SWEETS, HOBBITS AND OFFICE NOISES
Erin and I are on a pie roll. Here's the banana cream pie we made last weekend, using Rick's mom's crust recipe and Martha Stewart's filling recipe. It was delightful. We ate the first piece while watching "The Fellowship of the Ring." In true Hobbit fashion, Erin suggested that we have Second Pie soon thereafter. Having a pie around to feast on for several days is really life at its best! Next up is chocolate or coconut cream.
Watching "The Fellowship of the Ring" put me in a Tolkien mood, so I started reading "The Hobbit" a couple of days ago. I hadn't read it since high school at the urging of an English teacher. I liked it then, but there was no way I was able to truly appreciate it — fabulous lines like "one morning long ago in the quiet of the world, when there was less noise and more green" and "Bilbo was sadly reflecting that adventures are not all pony-rides in May sunshine." And the fact that Hobbits love to eat and drink — a "big jug of coffee had just been set by the hearth" and mince-pies and buttered scones and seedcakes and pints of beer and ale. How delicious — in every regard.
In less tasty news, a new guy at work apparently can't walk without snapping his fingers, and it's making me homicidal. The count now is three whistlers, one nail clipper, two hummers/singers, two talks-way-too-loud, two gum poppers, one shares-too-much-personal-information, one talks-almost-exclusively-in-cliches-from-at-least-10-years-ago, and one Republican. It's almost like someone looked around and said, "Hey, we should get a guy who snaps his fingers while he walks, to further diversify our cavalcade of annoyance."
But let's end on a happy morsel. Here are some beautiful biscotti Rick made for me. He also gave me a bag of home-made peanut brittle, but I ate that before I could get a picture.
13 Comments:
I'm thinking about resurrecting my Tolkien obsession. It seems like it's about time.
I've got a woman in my office who walks through the halls manically clicking her ballpoint pen. It's absolutely ridiculous.

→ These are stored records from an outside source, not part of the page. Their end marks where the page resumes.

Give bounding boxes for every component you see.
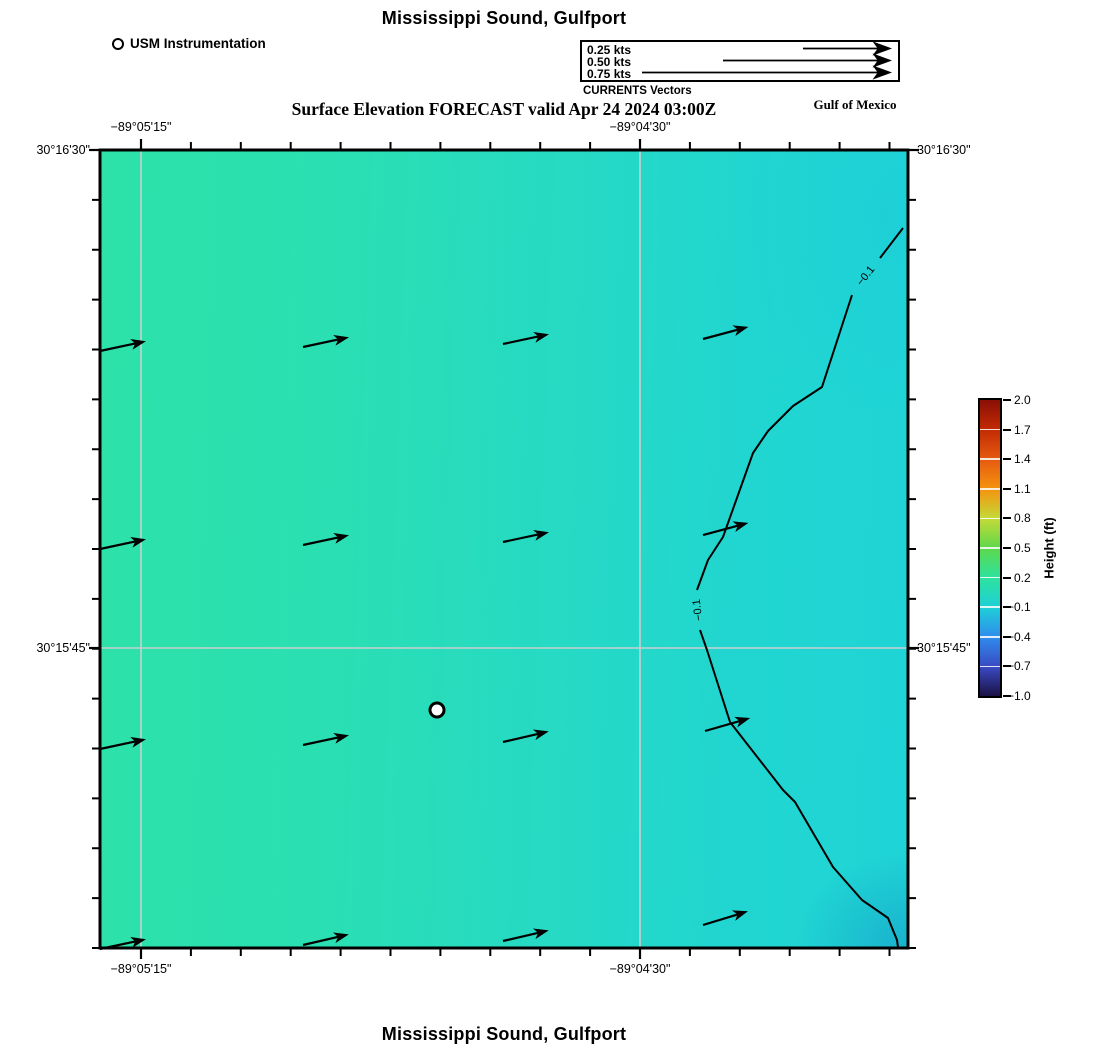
forecast-subtitle: Surface Elevation FORECAST valid Apr 24 … [291, 99, 717, 119]
colorbar-tick-line [980, 665, 1000, 668]
station-marker-icon [112, 37, 124, 50]
colorbar-tick-label: 0.5 [1014, 541, 1031, 555]
vector-legend-caption: CURRENTS Vectors [583, 85, 692, 97]
colorbar-tick-line [980, 428, 1000, 431]
colorbar-tick-line [980, 458, 1000, 460]
colorbar-tick-label: 1.4 [1014, 452, 1031, 467]
colorbar-tick-label: 1.7 [1014, 422, 1031, 437]
figure-title-top: Mississippi Sound, Gulfport [381, 8, 627, 28]
lon-tick-label-bottom-east: −89°04'30" [609, 962, 671, 976]
colorbar-tick-line [980, 636, 1000, 638]
colorbar-tick [1003, 458, 1011, 461]
region-label: Gulf of Mexico [813, 97, 897, 112]
instrumentation-label: USM Instrumentation [130, 36, 266, 51]
colorbar-tick-label: −0.7 [1007, 659, 1031, 674]
colorbar-tick [1003, 695, 1011, 697]
colorbar-tick-label: 2.0 [1014, 393, 1031, 407]
current-vector-scale-box: 0.25 kts 0.50 kts 0.75 kts [580, 40, 900, 82]
vector-scale-label-050: 0.50 kts [587, 55, 632, 69]
colorbar-tick [1003, 487, 1011, 490]
colorbar-tick [1003, 635, 1011, 638]
figure-title-bottom: Mississippi Sound, Gulfport [381, 1024, 627, 1044]
lat-tick-label-right-south: 30°15'45" [917, 641, 971, 655]
vector-scale-label-075: 0.75 kts [587, 67, 632, 81]
colorbar [978, 398, 1002, 698]
vector-scale-arrows [642, 41, 892, 80]
vector-scale-label-025: 0.25 kts [587, 43, 632, 57]
map-plot-area [100, 150, 908, 948]
colorbar-tick [1003, 606, 1011, 609]
colorbar-tick-line [980, 488, 1000, 490]
vector-scale-head [872, 41, 892, 56]
colorbar-tick [1003, 428, 1011, 431]
colorbar-tick [1003, 547, 1011, 549]
colorbar-title: Height (ft) [1041, 517, 1057, 579]
colorbar-tick-label: 0.8 [1014, 511, 1031, 526]
lat-tick-label-left-south: 30°15'45" [36, 641, 90, 655]
colorbar-tick-line [980, 576, 1000, 579]
colorbar-tick-line [980, 606, 1000, 608]
lon-tick-label-top-east: −89°04'30" [609, 120, 671, 134]
colorbar-tick-line [980, 517, 1000, 520]
colorbar-tick [1003, 665, 1011, 668]
colorbar-tick-label: −1.0 [1007, 689, 1031, 703]
lat-tick-label-left-north: 30°16'30" [36, 143, 90, 157]
contour-level-label-lower: −0.1 [690, 598, 706, 622]
colorbar-tick-label: 0.2 [1014, 570, 1031, 585]
colorbar-tick [1003, 399, 1011, 401]
lon-tick-label-bottom-west: −89°05'15" [110, 962, 172, 976]
vector-scale-head [872, 65, 892, 80]
colorbar-tick-label: −0.4 [1007, 629, 1031, 644]
colorbar-tick-label: 1.1 [1014, 481, 1031, 496]
colorbar-tick-line [980, 547, 1000, 549]
colorbar-tick [1003, 576, 1011, 579]
lat-tick-label-right-north: 30°16'30" [917, 143, 971, 157]
instrumentation-legend: USM Instrumentation [112, 36, 266, 51]
vector-scale-head [872, 53, 892, 68]
colorbar-tick [1003, 517, 1011, 520]
colorbar-gradient [980, 400, 1000, 696]
colorbar-tick-label: −0.1 [1007, 600, 1031, 615]
lon-tick-label-top-west: −89°05'15" [110, 120, 172, 134]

You don't often hear people talking about "resurrecting" obsessions. That's what I like about you.
Ballpoint clicking is tedious. Reminds me of that guy here who used to twirl his pen in meetings. I think one time you said you wanted to slap it out of his damn hand. I think your violent impulse was inspired by a combination of the twirling with his saying something especially asinine.
I forgot to mention the two drum-their-fingernails-on-any-available-surface people and the one everything-reminds-me-of-something-from-a-movie-or-song-from-the-'80s-which-I'll-now-quote.
Good food is so good, and you can tell that Tolkien had a great appreciation for it.
Pen twirling, yes. At least it's quiet. But you better not say anything stupid while you're doing it.
Ooh, there should be a sniglet (or word fugitive, as The Atlantic calls it) for an annoying behavior that by itself is just tolerable but when combined with a second annoying behavior creates a homicidal urge in sensible onlookers.
AGGGGGGH! PIE!
I can't hear the snapping, and I miss the nail clipper terribly since he was one of our best reporters.
I broke down last week and told T I was concerned he would break a tooth on the pen he was gnawing. I think I sounded quite convincing that his welfare was my main concern. I just couldn't take it anymore. But he said he HAS broken a tooth on a pen and accidentally squirted ink in his mouth as a child, and so now I think it would be in his interest if I pointed out whenever he was pen-chewing. It's really loud. I mean, imagine gumming on a pair of brass knuckles. That's how it sounds.
Speaking of newsroom noise, why is Cody turning into such a sailor? Did I hear "motherfucker" today?
Also, Jon will only sing like Aaron Neville, but it's kind of charming.
Erin, I click pens. It feels so good. You can just click instead of emote. Click-click-click-click-click. Or, I need to finish this page in five minutes! Click-click-click-click. So useful.
There's another clipper besides the one you're thinking of!
No pen chewing, unless it's silent!
I know what you mean about Cody. Potty-mouths don't bother me at all, but it does bother me when a potty-mouth is tolerated in a man but scolded in a woman. Our man in charge can abide ungentlemanly behavior apparently, but not "unladylike" behavior. And that sucks.
The co-worker next door sat in his office and whistled made-up tunes for an hour yesterday. That was on top of the classical music CD he was playing.
Man, some people would explode if they had to sit in a quiet room with just their thoughts.
And how old do you have to be, really, before you can monitor your own public behavior by asking yourself, "Am I doing something that might be really annoying to the people around me? Am I being respectful of their right to work in peace? Or am I being distracting and inconsiderate?" I mean, how hard is that?
I caught the snapper today! Like a mountain lion sighting or something.
Hehe. If only it were that rare, hon!